As I reflect on George Floyd’s death, ultimately, I believe it calls upon us all to treat each person as valuable. For example, do I have to be white and from rural Ohio to have empathy for the loss of life and livelihood in the rust belt? Do I have to be gay or have a gay son to understand his desire to live an open full life? Do I have to be blind to understand the hardship of the disabled?
The answer to these questions is unequivocally “no”!
So, in the days following George Floyd’s death, when our nation’s streets are full of protesters, violence and opportunistic rioting, I have been asked by my white colleagues and friends, “As a white person, what can I do?” I think the answer is found in the parable of the Good Samaritan, which is to treat others as you would like to be treated.
You don’t have be African American to stand against racism. Watch the Bryan Stevenson TED Talk. As Mike Kaufmann said, learn about our country’s history of slavery, Reconstruction, Jim Crow and the ongoing impacts of life in contemporary America. Do not become party to the silent, insidious institutional racism that comfortably exists in corporate environments. Reach out to our HR team and ask for books to read or ideas for team activities. Be vulnerable. Be curious. Brush aside old habits, and learn new ones. Be supportive and embody the actions of the Good Samaritan.
Bottom line, first look in the mirror.
If you need to, try to change your individual behavior and attitudes and then move on. Work to change the systems around us for the better. In most cases, I have found that true earnest effort (even if it’s not perfect) will be met with grace. You and your genuine effort are enough for me.
For most of my life, I have had moments where I felt hopeless and pessimistic about racial justice. Lately, I’ve just felt numb. I feel like one atrocity is happening after another. The headlines of my constant breaking news text feed reads “tragic killing” of “insert name here” African American man, woman, girl or boy in “insert state or town.” The hashtag slogans constantly shifting. The cry used to be “Hands up, don’t shoot” then “I can’t breathe.”

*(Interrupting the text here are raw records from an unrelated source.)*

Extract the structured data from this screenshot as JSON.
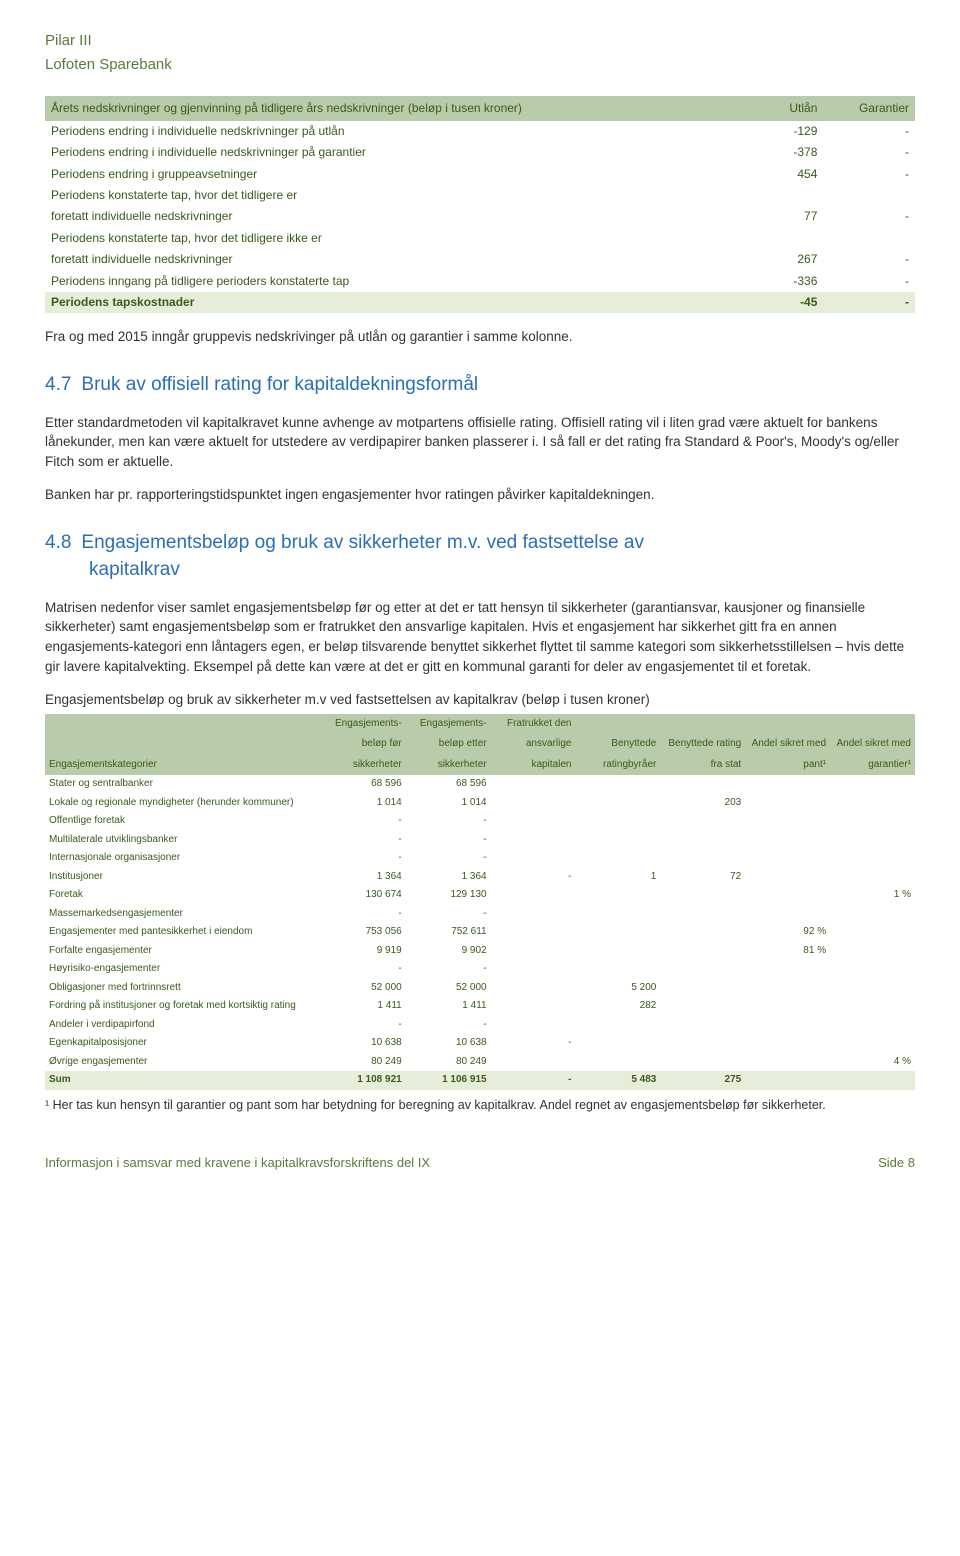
{
  "header": {
    "line1": "Pilar III",
    "line2": "Lofoten Sparebank"
  },
  "table1": {
    "cols": [
      "Årets nedskrivninger og gjenvinning på tidligere års nedskrivninger (beløp i tusen kroner)",
      "Utlån",
      "Garantier"
    ],
    "rows": [
      {
        "label": "Periodens endring i individuelle nedskrivninger på utlån",
        "utlan": "-129",
        "gar": "-"
      },
      {
        "label": "Periodens endring i individuelle nedskrivninger på garantier",
        "utlan": "-378",
        "gar": "-"
      },
      {
        "label": "Periodens endring i gruppeavsetninger",
        "utlan": "454",
        "gar": "-"
      },
      {
        "label": "Periodens konstaterte tap, hvor det tidligere er",
        "utlan": "",
        "gar": ""
      },
      {
        "label": "foretatt individuelle nedskrivninger",
        "utlan": "77",
        "gar": "-"
      },
      {
        "label": "Periodens konstaterte tap, hvor det tidligere ikke er",
        "utlan": "",
        "gar": ""
      },
      {
        "label": "foretatt individuelle nedskrivninger",
        "utlan": "267",
        "gar": "-"
      },
      {
        "label": "Periodens inngang på tidligere perioders konstaterte tap",
        "utlan": "-336",
        "gar": "-"
      }
    ],
    "total": {
      "label": "Periodens tapskostnader",
      "utlan": "-45",
      "gar": "-"
    }
  },
  "intro_line": "Fra og med 2015 inngår gruppevis nedskrivinger på utlån og garantier i samme kolonne.",
  "sec47": {
    "num": "4.7",
    "title": "Bruk av offisiell rating for kapitaldekningsformål",
    "p1": "Etter standardmetoden vil kapitalkravet kunne avhenge av motpartens offisielle rating. Offisiell rating vil i liten grad være aktuelt for bankens lånekunder, men kan være aktuelt for utstedere av verdipapirer banken plasserer i. I så fall er det rating fra Standard & Poor's, Moody's og/eller Fitch som er aktuelle.",
    "p2": "Banken har pr. rapporteringstidspunktet ingen engasjementer hvor ratingen påvirker kapitaldekningen."
  },
  "sec48": {
    "num": "4.8",
    "title_line1": "Engasjementsbeløp og bruk av sikkerheter m.v. ved fastsettelse av",
    "title_line2": "kapitalkrav",
    "p1": "Matrisen nedenfor viser samlet engasjementsbeløp før og etter at det er tatt hensyn til sikkerheter (garantiansvar, kausjoner og finansielle sikkerheter) samt engasjementsbeløp som er fratrukket den ansvarlige kapitalen. Hvis et engasjement har sikkerhet gitt fra en annen engasjements-kategori enn låntagers egen, er beløp tilsvarende benyttet sikkerhet flyttet til samme kategori som sikkerhetsstillelsen – hvis dette gir lavere kapitalvekting. Eksempel på dette kan være at det er gitt en kommunal garanti for deler av engasjementet til et foretak."
  },
  "table2": {
    "title": "Engasjementsbeløp og bruk av sikkerheter m.v ved fastsettelsen av kapitalkrav (beløp i tusen kroner)",
    "cols": {
      "c0": "Engasjementskategorier",
      "c1a": "Engasjements-",
      "c1b": "beløp før",
      "c1c": "sikkerheter",
      "c2a": "Engasjements-",
      "c2b": "beløp etter",
      "c2c": "sikkerheter",
      "c3a": "Fratrukket den",
      "c3b": "ansvarlige",
      "c3c": "kapitalen",
      "c4a": "Benyttede",
      "c4b": "ratingbyråer",
      "c5a": "Benyttede rating",
      "c5b": "fra stat",
      "c6a": "Andel sikret med",
      "c6b": "pant¹",
      "c7a": "Andel sikret med",
      "c7b": "garantier¹"
    },
    "rows": [
      {
        "k": "Stater og sentralbanker",
        "v": [
          "68 596",
          "68 596",
          "",
          "",
          "",
          "",
          ""
        ]
      },
      {
        "k": "Lokale og regionale myndigheter (herunder kommuner)",
        "v": [
          "1 014",
          "1 014",
          "",
          "",
          "203",
          "",
          ""
        ]
      },
      {
        "k": "Offentlige foretak",
        "v": [
          "-",
          "-",
          "",
          "",
          "",
          "",
          ""
        ]
      },
      {
        "k": "Multilaterale utviklingsbanker",
        "v": [
          "-",
          "-",
          "",
          "",
          "",
          "",
          ""
        ]
      },
      {
        "k": "Internasjonale organisasjoner",
        "v": [
          "-",
          "-",
          "",
          "",
          "",
          "",
          ""
        ]
      },
      {
        "k": "Institusjoner",
        "v": [
          "1 364",
          "1 364",
          "-",
          "1",
          "72",
          "",
          ""
        ]
      },
      {
        "k": "Foretak",
        "v": [
          "130 674",
          "129 130",
          "",
          "",
          "",
          "",
          "1 %"
        ]
      },
      {
        "k": "Massemarkedsengasjementer",
        "v": [
          "-",
          "-",
          "",
          "",
          "",
          "",
          ""
        ]
      },
      {
        "k": "Engasjementer med pantesikkerhet i eiendom",
        "v": [
          "753 056",
          "752 611",
          "",
          "",
          "",
          "92 %",
          ""
        ]
      },
      {
        "k": "Forfalte engasjementer",
        "v": [
          "9 919",
          "9 902",
          "",
          "",
          "",
          "81 %",
          ""
        ]
      },
      {
        "k": "Høyrisiko-engasjementer",
        "v": [
          "-",
          "-",
          "",
          "",
          "",
          "",
          ""
        ]
      },
      {
        "k": "Obligasjoner med fortrinnsrett",
        "v": [
          "52 000",
          "52 000",
          "",
          "5 200",
          "",
          "",
          ""
        ]
      },
      {
        "k": "Fordring på institusjoner og foretak med kortsiktig rating",
        "v": [
          "1 411",
          "1 411",
          "",
          "282",
          "",
          "",
          ""
        ]
      },
      {
        "k": "Andeler i verdipapirfond",
        "v": [
          "-",
          "-",
          "",
          "",
          "",
          "",
          ""
        ]
      },
      {
        "k": "Egenkapitalposisjoner",
        "v": [
          "10 638",
          "10 638",
          "-",
          "",
          "",
          "",
          ""
        ]
      },
      {
        "k": "Øvrige engasjementer",
        "v": [
          "80 249",
          "80 249",
          "",
          "",
          "",
          "",
          "4 %"
        ]
      }
    ],
    "sum": {
      "k": "Sum",
      "v": [
        "1 108 921",
        "1 106 915",
        "-",
        "5 483",
        "275",
        "",
        ""
      ]
    },
    "footnote": "¹ Her tas kun hensyn til garantier og pant som har betydning for beregning av kapitalkrav. Andel regnet av engasjementsbeløp før sikkerheter."
  },
  "footer": {
    "left": "Informasjon i samsvar med kravene i kapitalkravsforskriftens del IX",
    "right": "Side 8"
  }
}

Then, there was Black Lives Matter vs. All Lives Matter.
Progress has just seemed out of reach. Truly, I have felt alone and helpless, with the pain all running together, ending in the constant and ridiculous platitudes of “thoughts and prayers” or “rest in peace.”
I admit, I am still a work in progress. But, somehow despite all of this needless suffering, I have over and over returned to my faithfulness. Faith is the substance of things hoped for, the evidence of things not seen. Lately, it has been very hard to find visible evidence that progress is achievable. In fact, at times, events look retrograde, returning to the days of George Wallace, Ross Barnett and Bull Conner.

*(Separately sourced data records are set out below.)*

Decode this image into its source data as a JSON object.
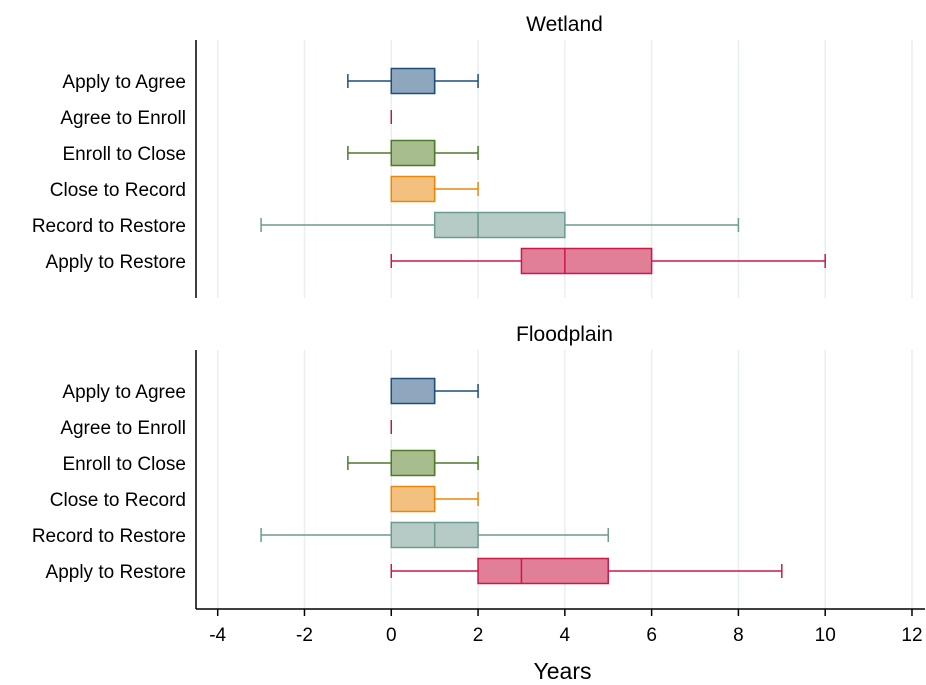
{
  "chart_data": {
    "type": "boxplot",
    "xlabel": "Years",
    "xlim": [
      -4.5,
      12.3
    ],
    "xticks": [
      -4,
      -2,
      0,
      2,
      4,
      6,
      8,
      10,
      12
    ],
    "grid": true,
    "categories": [
      "Apply to Agree",
      "Agree to Enroll",
      "Enroll to Close",
      "Close to Record",
      "Record to Restore",
      "Apply to Restore"
    ],
    "colors": [
      "#1f4e79",
      "#b22234",
      "#4e7a2c",
      "#e8890c",
      "#6d9a91",
      "#c8194a"
    ],
    "fills": [
      "#8fa6bf",
      "#b22234",
      "#a8bd8e",
      "#f3c07f",
      "#b6cbc5",
      "#e17f97"
    ],
    "panels": [
      {
        "title": "Wetland",
        "boxes": [
          {
            "whisker_low": -1,
            "q1": 0,
            "median": 1,
            "q3": 1,
            "whisker_high": 2
          },
          {
            "whisker_low": 0,
            "q1": 0,
            "median": 0,
            "q3": 0,
            "whisker_high": 0
          },
          {
            "whisker_low": -1,
            "q1": 0,
            "median": 1,
            "q3": 1,
            "whisker_high": 2
          },
          {
            "whisker_low": 0,
            "q1": 0,
            "median": 1,
            "q3": 1,
            "whisker_high": 2
          },
          {
            "whisker_low": -3,
            "q1": 1,
            "median": 2,
            "q3": 4,
            "whisker_high": 8
          },
          {
            "whisker_low": 0,
            "q1": 3,
            "median": 4,
            "q3": 6,
            "whisker_high": 10
          }
        ]
      },
      {
        "title": "Floodplain",
        "boxes": [
          {
            "whisker_low": 0,
            "q1": 0,
            "median": 1,
            "q3": 1,
            "whisker_high": 2
          },
          {
            "whisker_low": 0,
            "q1": 0,
            "median": 0,
            "q3": 0,
            "whisker_high": 0
          },
          {
            "whisker_low": -1,
            "q1": 0,
            "median": 1,
            "q3": 1,
            "whisker_high": 2
          },
          {
            "whisker_low": 0,
            "q1": 0,
            "median": 1,
            "q3": 1,
            "whisker_high": 2
          },
          {
            "whisker_low": -3,
            "q1": 0,
            "median": 1,
            "q3": 2,
            "whisker_high": 5
          },
          {
            "whisker_low": 0,
            "q1": 2,
            "median": 3,
            "q3": 5,
            "whisker_high": 9
          }
        ]
      }
    ]
  }
}
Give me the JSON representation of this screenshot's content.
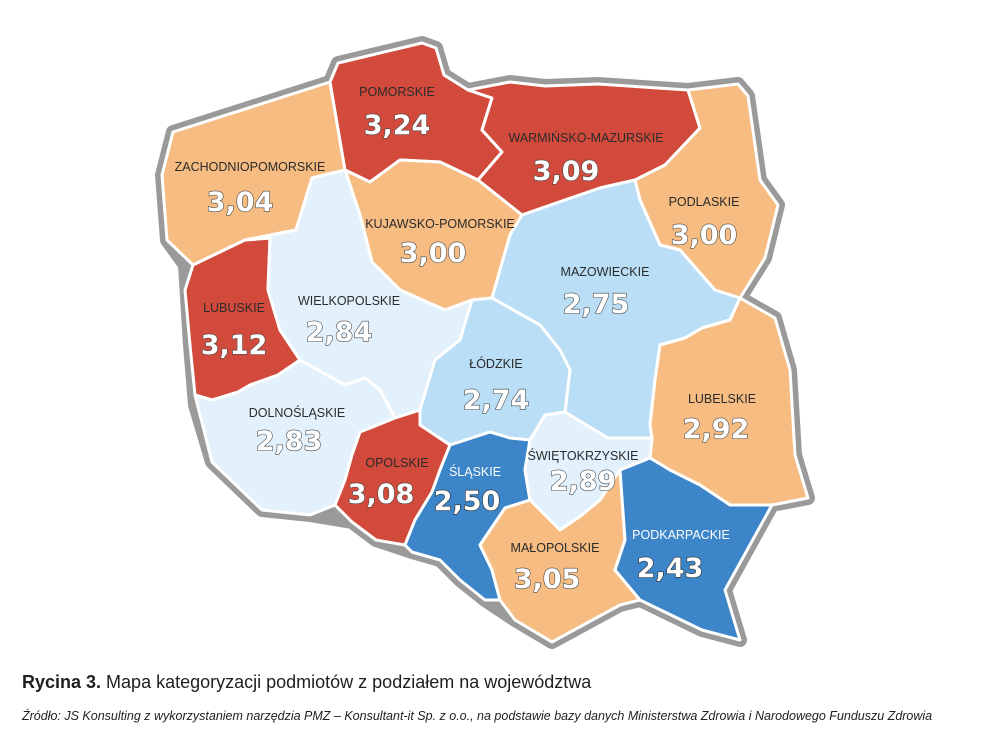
{
  "colors": {
    "outline": "#9a9a9a",
    "high_red": "#d24a3c",
    "orange": "#f6bc82",
    "light_blue": "#b9def6",
    "pale_blue": "#e2f1fc",
    "blue": "#3b85c8"
  },
  "regions": {
    "pomorskie": {
      "name": "POMORSKIE",
      "value": "3,24"
    },
    "warminsko": {
      "name": "WARMIŃSKO-MAZURSKIE",
      "value": "3,09"
    },
    "zachodnio": {
      "name": "ZACHODNIOPOMORSKIE",
      "value": "3,04"
    },
    "podlaskie": {
      "name": "PODLASKIE",
      "value": "3,00"
    },
    "kujawsko": {
      "name": "KUJAWSKO-POMORSKIE",
      "value": "3,00"
    },
    "mazowieckie": {
      "name": "MAZOWIECKIE",
      "value": "2,75"
    },
    "lubuskie": {
      "name": "LUBUSKIE",
      "value": "3,12"
    },
    "wielkopolskie": {
      "name": "WIELKOPOLSKIE",
      "value": "2,84"
    },
    "lodzkie": {
      "name": "ŁÓDZKIE",
      "value": "2,74"
    },
    "lubelskie": {
      "name": "LUBELSKIE",
      "value": "2,92"
    },
    "dolnoslaskie": {
      "name": "DOLNOŚLĄSKIE",
      "value": "2,83"
    },
    "opolskie": {
      "name": "OPOLSKIE",
      "value": "3,08"
    },
    "slaskie": {
      "name": "ŚLĄSKIE",
      "value": "2,50"
    },
    "swietokrzyskie": {
      "name": "ŚWIĘTOKRZYSKIE",
      "value": "2,89"
    },
    "malopolskie": {
      "name": "MAŁOPOLSKIE",
      "value": "3,05"
    },
    "podkarpackie": {
      "name": "PODKARPACKIE",
      "value": "2,43"
    }
  },
  "caption": {
    "label": "Rycina 3.",
    "text": " Mapa kategoryzacji podmiotów z podziałem na województwa"
  },
  "source": "Źródło: JS Konsulting z wykorzystaniem narzędzia PMZ – Konsultant-it Sp. z o.o., na podstawie bazy danych Ministerstwa Zdrowia i Narodowego Funduszu Zdrowia"
}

And yet, I dig down and find some tiny morsel of faithfulness. My forefathers’ and mothers’ faithfulness is one key reason for my mere existence here today. As many of you know, I am a proud mom to two African-American teenagers. And frankly, for anyone of any race, becoming a parent is a profound act of optimism, an optimistic belief that the world will be better for future generations.

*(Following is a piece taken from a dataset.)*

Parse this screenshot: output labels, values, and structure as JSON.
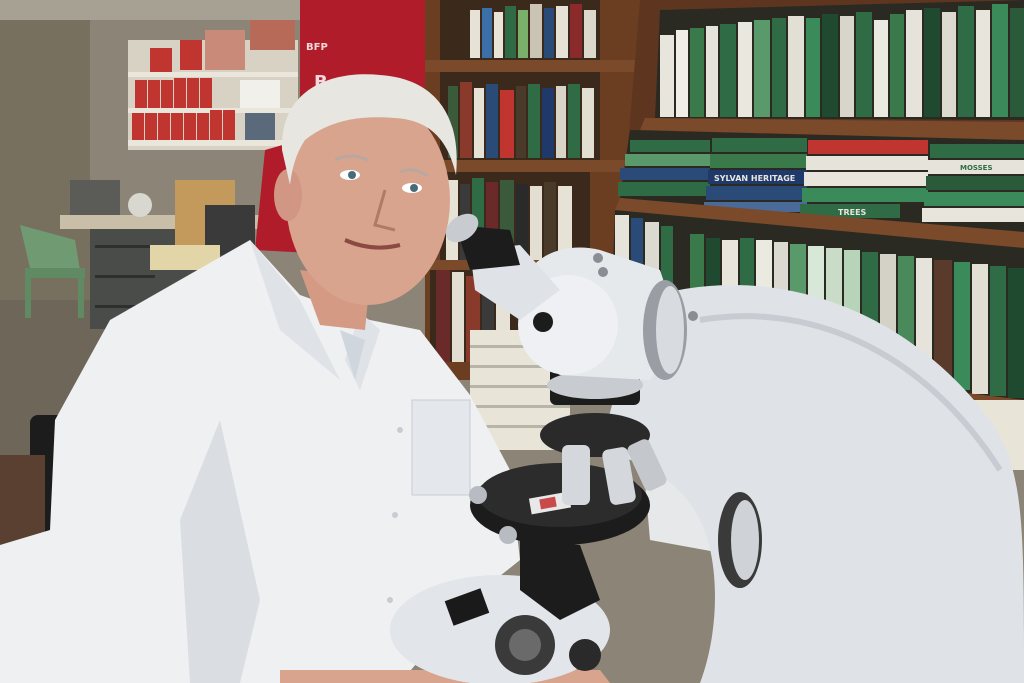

I would urge that each one of us, as leaders in our business, our homes and our communities, try, even in these bleak days, not to sink to cynicism and pessimism. Instead, be a light. Speak up against those who seek to convey the rhetoric that systematic racism is not real. Be a witness. Continue forward.
I know in my heart, even on my worst days, I strive to live our values. To be a fair and inclusive leader whereby all points of view are heard and respected. I know I may not always get it right, but that’s OK. Genuine effort, not perfection, is what we all need right now. With the Good Samaritan in mind, I would ask that we all show effort, encourage others, have faith in the possibility of progress, and strive towards a better future.